Léger Jean-Marc, Viala Karine, Maisonobe Thierry, Bouche Pierre
Centre de Référence Maladies Neuromusculaires rares Paris Est Bâtiment Babinski, Hôpital de la Salpêtrière, 47 boulevard de l'Hôpital, 75651 Paris cedex 13.
Bull Acad Natl Med. 2007 Oct;191(7):1395-407; discussion 1407-9.
Multifocal motor neuropathy (MMN) was first distinguished from other motor neuropathies in 1986. It is characterised by slowly progressive predominantly distal and asymmetric limb weakness and wasting that predominates in the arms, with muscle cramps and fasciculations, within an anatomical distribution of individual motor nerves. Sensory involvement is minimal or absent. The electrodiagnostic hallmark is focal motor conduction block (CB), persisting for years at atypical sites. The most typical laboratory finding is increased serum IgM autoantibody titers to the ganglioside GM1. High-dose intravenous immunoglobulin (IVIg) is currently the gold-standard treatment for MMN. To document short-term and long-term responses to IVIg, we conducted a retrospective study of 40 patients with MMN defined using ENMC Workshop criteria and treated with periodic IVIg infusions (Tégéline) between 1995 and 2003. For the short-term analysis we compared the 22 patients who had never previously received IVIg with the 18 IVIg-experienced patients. For the long-term evaluation (> 6 months), the patients were classified into four groups according to their dependence on periodic IVIg. The MRC score improved significantly in 14 (70% ; 95% CI 0.46 to 0.88) of the 20 assessable treatment-naive patients (data were missing for two patients). This rate was significantly higher than at six months in a historical group of placebo-treated patients (20%; p < 0.0001). No criteria predictive of the response were identified. At the end of follow-up (mean 2.2 +/- 2.0 years) only 8 patients (22%) in the cohort remained in remission after a good initial response to IVIg, while 25 patients (68%) were dependent on periodic IVIg infusions. This study confirms the good short-term response of MMN to IVIg but indicates that the longer-term results are variable. New therapeutic strategies are required to increase the short-term and long-term efficacy of IVIg, and to reduce reliance on this treatment.

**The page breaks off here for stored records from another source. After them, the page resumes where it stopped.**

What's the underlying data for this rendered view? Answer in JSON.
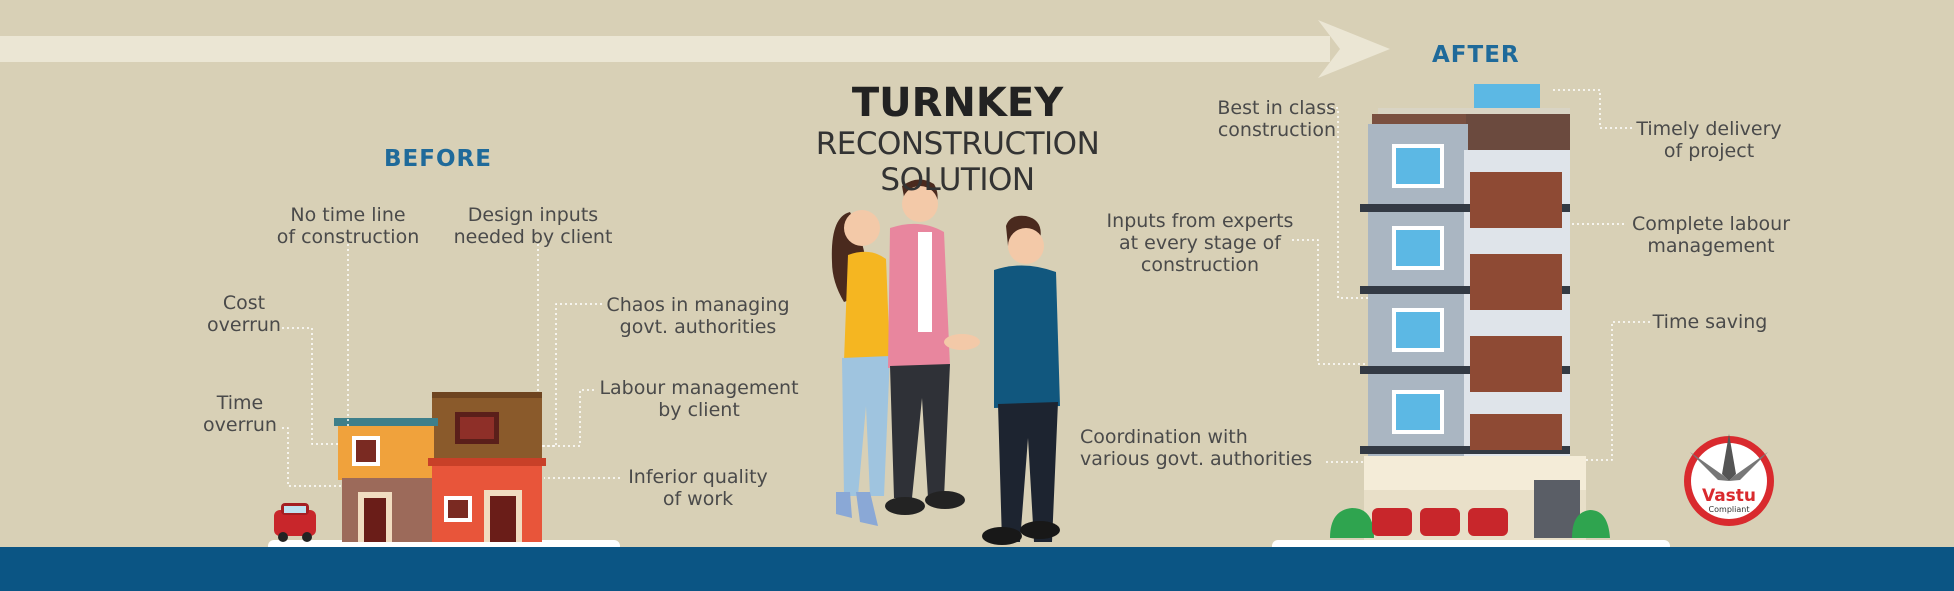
{
  "title": {
    "line1": "TURNKEY",
    "line2": "RECONSTRUCTION SOLUTION"
  },
  "before": {
    "heading": "BEFORE",
    "points": [
      {
        "line1": "No time line",
        "line2": "of construction"
      },
      {
        "line1": "Design inputs",
        "line2": "needed by client"
      },
      {
        "line1": "Cost",
        "line2": "overrun"
      },
      {
        "line1": "Chaos in managing",
        "line2": "govt. authorities"
      },
      {
        "line1": "Time",
        "line2": "overrun"
      },
      {
        "line1": "Labour management",
        "line2": "by client"
      },
      {
        "line1": "Inferior quality",
        "line2": "of work"
      }
    ]
  },
  "after": {
    "heading": "AFTER",
    "points": [
      {
        "line1": "Best in class",
        "line2": "construction"
      },
      {
        "line1": "Timely delivery",
        "line2": "of project"
      },
      {
        "line1": "Inputs from experts",
        "line2": "at every stage of",
        "line3": "construction"
      },
      {
        "line1": "Complete labour",
        "line2": "management"
      },
      {
        "line1": "Time saving"
      },
      {
        "line1": "Coordination with",
        "line2": "various govt. authorities"
      }
    ]
  },
  "badge": {
    "name": "Vastu",
    "sub": "Compliant"
  },
  "colors": {
    "background": "#d8d0b6",
    "ground": "#0b5584",
    "heading": "#1f6a9a",
    "arrow": "#ebe6d4"
  }
}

多灶性运动神经病(MMN)于1986年首次从其他运动神经病中区分出来。其特征为缓慢进展的、主要累及远端且不对称的肢体无力和萎缩,以手臂为主,伴有肌肉痉挛和肌束震颤,局限于单个运动神经的解剖分布范围内。感觉受累轻微或无受累。电诊断的特征性表现是局灶性运动传导阻滞(CB),在非典型部位持续数年。最典型的实验室检查结果是血清抗神经节苷脂GM1 IgM自身抗体滴度升高。高剂量静脉注射免疫球蛋白(IVIg)目前是MMN的金标准治疗方法。为记录对IVIg的短期和长期反应,我们对40例符合欧洲神经肌肉中心(ENMC)研讨会标准定义且在1995年至2003年间接受定期IVIg输注(特杰林)治疗的MMN患者进行了一项回顾性研究。在短期分析中,我们将22例从未接受过IVIg治疗的患者与18例有IVIg治疗经验的患者进行了比较。在长期评估(>6个月)中,根据患者对定期IVIg的依赖程度将患者分为四组。在20例可评估的未接受过治疗的患者中,14例(70%;95%可信区间0.46至0.88)的医学研究委员会(MRC)评分显著改善(有2例患者数据缺失)。该改善率显著高于历史上接受安慰剂治疗患者组在6个月时的改善率(20%;p<0.0001)。未发现预测反应的标准。在随访结束时(平均2.2±2.0年),队列中仅有8例患者(22%)在对IVIg有良好初始反应后仍处于缓解状态,而25例患者(68%)依赖定期IVIg输注。本研究证实了MMN对IVIg有良好的短期反应,但表明长期结果存在差异。需要新的治疗策略来提高IVIg的短期和长期疗效,并减少对这种治疗的依赖。